In 2003 Shultz met some Choctow/Chickisaw Elders travelling through Germany. He told them of a dream he had, where an old Indian came to him and gave him a feather bustle. Later, at a NAAoG pow wow, the Elders performed a ceremony in which Schultz was brought into the dancing circle. The Elders told the crowd that his dream was a beginning. An elder admonished Shultz that he was chosen for a purpose. “I think because,” he was told, “your heart is in the right place.”
“For me, the appeal is mostly because of their spirit,” Shultz says. “For many others, they have the dream of riding a horse on the prairie with the wind in their hair.”
Most hobbyists focus on the plains Indians, pre-1880, before the last of the tribes were forced onto reservations. Many Hobbyists reject the criticism that they need to be more concerned with contemporary Indian issues, such as widespread poverty or the fight to protect the treaties. They dream of travelling to the American frontier to see “real Indians.” Chief Joseph, the leader of the Greifswald Hobby Indian Club, said that he thinks that “the Indian culture is cool, so why shouldn't the real Indians?” But their romantic notions are often far from the realities of modern life.
Carmen Kwasny agrees. “Some Hobbyists say, 'it's not necessary for me to go to Rome and get permission to study the Romans.' They think that what they do, has to do with a culture that is already dead and gone, like the Romans.”
As a Canadian-born Cree, I've seen Real North American Indians struggle for the independence of their people; they watch helplessly as their land is exchanged, torn up and exploited. Their rights are stripped away even as the trees trembling over their heads tip and fall. Other parts of Indian country are being mined for the uranium and precious metals under their feet. As the hobbyist pretends, the real North American Indian struggles for self determination, cultural and linguistic revitalization. For survival.
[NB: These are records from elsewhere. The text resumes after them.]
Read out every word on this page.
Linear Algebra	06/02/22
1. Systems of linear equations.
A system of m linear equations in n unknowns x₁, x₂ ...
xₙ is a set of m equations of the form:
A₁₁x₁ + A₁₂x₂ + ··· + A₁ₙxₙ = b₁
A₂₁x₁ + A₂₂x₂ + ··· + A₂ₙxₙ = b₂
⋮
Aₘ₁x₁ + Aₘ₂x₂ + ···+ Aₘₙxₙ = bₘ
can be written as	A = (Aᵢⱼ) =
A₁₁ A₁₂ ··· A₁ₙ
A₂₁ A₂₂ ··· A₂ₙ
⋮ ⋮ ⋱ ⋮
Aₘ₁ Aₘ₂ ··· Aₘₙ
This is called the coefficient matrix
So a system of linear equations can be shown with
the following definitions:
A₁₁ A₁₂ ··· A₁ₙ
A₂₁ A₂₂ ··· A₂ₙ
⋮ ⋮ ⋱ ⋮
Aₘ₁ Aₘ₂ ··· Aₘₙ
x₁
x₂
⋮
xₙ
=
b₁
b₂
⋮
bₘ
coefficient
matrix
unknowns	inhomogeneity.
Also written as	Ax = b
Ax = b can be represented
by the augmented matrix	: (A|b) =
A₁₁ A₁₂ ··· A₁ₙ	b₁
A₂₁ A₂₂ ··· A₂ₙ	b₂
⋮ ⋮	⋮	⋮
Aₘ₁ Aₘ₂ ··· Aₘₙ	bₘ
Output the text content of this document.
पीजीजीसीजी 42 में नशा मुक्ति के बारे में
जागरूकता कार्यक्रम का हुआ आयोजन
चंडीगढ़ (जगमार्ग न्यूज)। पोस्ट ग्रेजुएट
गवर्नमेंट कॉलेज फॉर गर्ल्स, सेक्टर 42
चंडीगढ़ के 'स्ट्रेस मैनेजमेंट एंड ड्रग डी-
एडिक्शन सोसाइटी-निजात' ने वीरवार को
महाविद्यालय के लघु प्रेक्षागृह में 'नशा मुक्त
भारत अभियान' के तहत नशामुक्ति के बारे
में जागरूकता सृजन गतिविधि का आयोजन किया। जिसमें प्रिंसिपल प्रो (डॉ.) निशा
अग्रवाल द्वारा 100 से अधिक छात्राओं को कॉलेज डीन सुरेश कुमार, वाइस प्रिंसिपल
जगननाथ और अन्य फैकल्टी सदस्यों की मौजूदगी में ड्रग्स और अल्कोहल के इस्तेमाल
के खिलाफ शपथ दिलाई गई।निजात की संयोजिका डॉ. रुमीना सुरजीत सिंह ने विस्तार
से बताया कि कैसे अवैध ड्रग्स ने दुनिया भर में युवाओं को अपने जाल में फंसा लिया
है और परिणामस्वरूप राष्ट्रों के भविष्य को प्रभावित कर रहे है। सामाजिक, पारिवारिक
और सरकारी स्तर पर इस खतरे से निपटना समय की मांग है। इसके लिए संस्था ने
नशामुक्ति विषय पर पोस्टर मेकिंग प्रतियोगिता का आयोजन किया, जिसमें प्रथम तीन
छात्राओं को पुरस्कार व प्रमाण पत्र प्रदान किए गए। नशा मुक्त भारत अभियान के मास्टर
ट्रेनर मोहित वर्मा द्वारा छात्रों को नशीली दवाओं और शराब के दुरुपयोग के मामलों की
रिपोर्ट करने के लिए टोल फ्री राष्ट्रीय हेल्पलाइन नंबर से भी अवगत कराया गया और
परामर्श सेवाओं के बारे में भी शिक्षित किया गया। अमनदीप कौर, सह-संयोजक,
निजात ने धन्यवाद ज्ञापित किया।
On the autobahn to the Pow wow, headlights sweep past, flare to white. Shades of yellow, ribbons of light and and shimmers of chrome. It's dream-like, the mixture of Pow wow music and the passing BMWs and Mercedes Benzs. At the close of the Machenbach Pow wow, a nine year-old girl named Lisa asks an Oneida Dancer why he chose to be U.S. soldier. He says he joined the army in order to leave the old hatreds behind.
“You have to leave the dark past behind and find a way of communication so that former enemies can become people who are able to live together with you and follow together,” he says. The dancer is so impressed with Lisa's question, he gives her a pin from the Oneida Nation, of Wisconsin.